TOKYO: Japanese Finance Minister Shunichi Suzuki on Tuesday declined to comment on remarks by an International Monetary Fund (IMF) official about currency intervention, and said there was no need to elaborate on what factors would determine exchange rates.
The yen’s recent declines are driven by fundamentals and do not meet any of the considerations that would call for authorities to intervene in the currency market, Sanjaya Panth, deputy director of the IMF’s Asia and Pacific Department said last week.
“I’m aware the comment was made by one official of the IMF. Various people make remarks so there’s no need for me to comment on every single remark,” Suzuki told reporters.
Masato Kanda, vice finance minister for international affairs at Japan’s Ministry of Finance, said on Monday various factors determine currency rates and long-term interest rates are “only one factor”.
The IMF sees foreign exchange intervention as justified only when there is a severe dysfunction in the market, a heightening of financial stability risks or a de-anchoring of inflation expectations.
However, none of these three considerations exist right now, Panth said.
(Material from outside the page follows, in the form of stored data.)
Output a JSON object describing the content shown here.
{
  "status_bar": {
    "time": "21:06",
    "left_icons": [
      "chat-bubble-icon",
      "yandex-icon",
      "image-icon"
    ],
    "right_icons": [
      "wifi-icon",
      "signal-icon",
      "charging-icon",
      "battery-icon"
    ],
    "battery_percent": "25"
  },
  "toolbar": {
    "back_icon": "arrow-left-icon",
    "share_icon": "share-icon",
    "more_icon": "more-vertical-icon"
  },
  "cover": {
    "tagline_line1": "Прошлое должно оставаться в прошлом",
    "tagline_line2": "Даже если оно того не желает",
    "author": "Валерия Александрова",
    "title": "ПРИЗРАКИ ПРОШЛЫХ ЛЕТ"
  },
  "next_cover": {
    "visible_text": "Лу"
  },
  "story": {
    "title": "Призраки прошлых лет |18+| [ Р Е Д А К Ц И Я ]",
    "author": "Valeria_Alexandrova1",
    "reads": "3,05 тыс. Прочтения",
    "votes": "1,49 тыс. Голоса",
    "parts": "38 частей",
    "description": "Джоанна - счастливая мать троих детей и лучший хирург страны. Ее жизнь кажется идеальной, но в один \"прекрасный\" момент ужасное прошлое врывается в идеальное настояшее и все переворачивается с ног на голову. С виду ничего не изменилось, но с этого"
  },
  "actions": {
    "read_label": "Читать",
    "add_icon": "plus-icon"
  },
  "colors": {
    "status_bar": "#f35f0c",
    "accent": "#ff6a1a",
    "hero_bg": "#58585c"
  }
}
Japan bought yen in September and October last year, its first foray in the market to boost the currency since 1998, to stem sharp declines that eventually pushed the yen to a 32-year low of 151.94 to the dollar.
The yen has hovered just below the 150 per dollar danger line that some investors bet may trigger intervention, although Japanese authorities maintain that it is not a level but the speed of fluctuations that would matter for intervention.
Authorities in Japan are facing renewed pressure to combat a sustained depreciation in the yen, as investors bet on higher-for-longer US interest rates while the Bank of Japan remains wedded to its super-low interest rate policy.